This space has annually honored the memory of Martin Luther King Jr. on his designated holiday and we honor his memory today, but in a slightly different way than planned. Our desire was to reprint King’s historic civil rights speech made at the Lincoln Memorial in 1963. However, any outlet has to be cautious about taking that step because the King estate controls a copyright protection on the speech.
As a writer with works under copyright, I appreciate the importance of the copyright provision the Founders put in the United States Constitution. Article 1, Section 8 empowers Congress to promote the progress of science and the useful arts by securing for a time exclusive rights to writings and discoveries.
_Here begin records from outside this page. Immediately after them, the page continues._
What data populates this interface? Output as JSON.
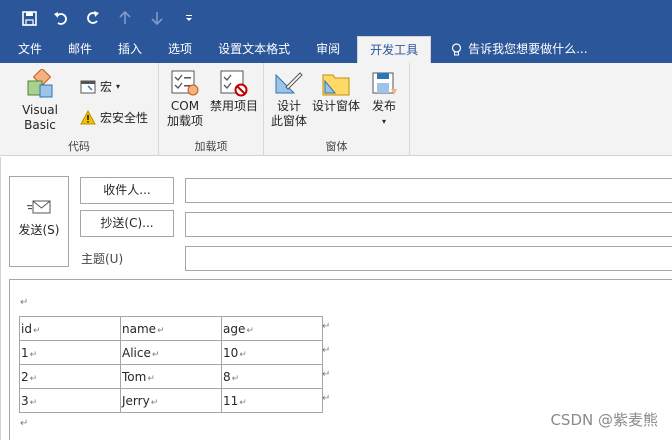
{
  "tabs": [
    "文件",
    "邮件",
    "插入",
    "选项",
    "设置文本格式",
    "审阅",
    "开发工具"
  ],
  "tell_me": "告诉我您想要做什么...",
  "ribbon": {
    "groups": {
      "code": "代码",
      "addins": "加载项",
      "forms": "窗体"
    },
    "visual_basic": "Visual Basic",
    "macro": "宏",
    "macro_security": "宏安全性",
    "com_line1": "COM",
    "com_line2": "加载项",
    "disabled_items": "禁用项目",
    "design_line1": "设计",
    "design_line2": "此窗体",
    "design_form": "设计窗体",
    "publish": "发布"
  },
  "compose": {
    "send": "发送(S)",
    "to": "收件人...",
    "cc": "抄送(C)...",
    "subject_label": "主题(U)",
    "to_value": "",
    "cc_value": "",
    "subject_value": ""
  },
  "table": {
    "rows": [
      [
        "id",
        "name",
        "age"
      ],
      [
        "1",
        "Alice",
        "10"
      ],
      [
        "2",
        "Tom",
        "8"
      ],
      [
        "3",
        "Jerry",
        "11"
      ]
    ]
  },
  "watermark": "CSDN @紫麦熊",
  "colors": {
    "title_bar": "#2b579a",
    "ribbon_bg": "#f3f3f3"
  }
}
However, the public benefit of King’s historic speech has been limited by his estate’s dogged protection of the speech. King himself filed for the copyright shortly after the speech was delivered. His estate has assiduously protected the speech and his image in controlling material about the man. Using his most famous speech often requires hefty fees for its reproduction. Lawsuits against CBS and USA Today have enforced the copyright. Portions of the speech may be used in certain circumstances with no fee but reproducing the entire document without permission is protected until the copyright runs out in 2038.
Copyright attorney Josh Schiller wrote in the Washington Post last summer at the occasion of the 50th anniversary of King’s speech an analysis of the debate over the copyright and the need to allow the speech to reach the widest audience possible.
He concluded: “As an attorney, I believe in respect for the law and observing copyright restrictions. But when it comes to observing the anniversary of such a public moment, one hopes that fair use will allow current generations to appreciate what happened 50 years ago this week and why it was such a moment in American history.”
Over the years, the dispute over the speech’s copyright and King’s image has kept works about him out of wider public distribution. The highly praised civil rights documentary Eyes on the Prize faced a lawsuit from the King estate over use of unlicensed film footage and the work was unavailable for more than ten years before the issue was settled and some of the footage was removed.
Just last Friday, filmmaker Oliver Stone announced he would drop a film biography on Martin Luther King that he had spent years pursuing because the estate that guards King’s reputation would not approve Stone’s script.
This is a tricky situation. While items related to core issues of our nation’s history should be made readily available, support of the copyright laws is also essential. It falls to the stewards of the copyright to carefully and justly oversee the material.
For today, let us remember the man who’s actions and words still stir the soul and hold us to the promise of America.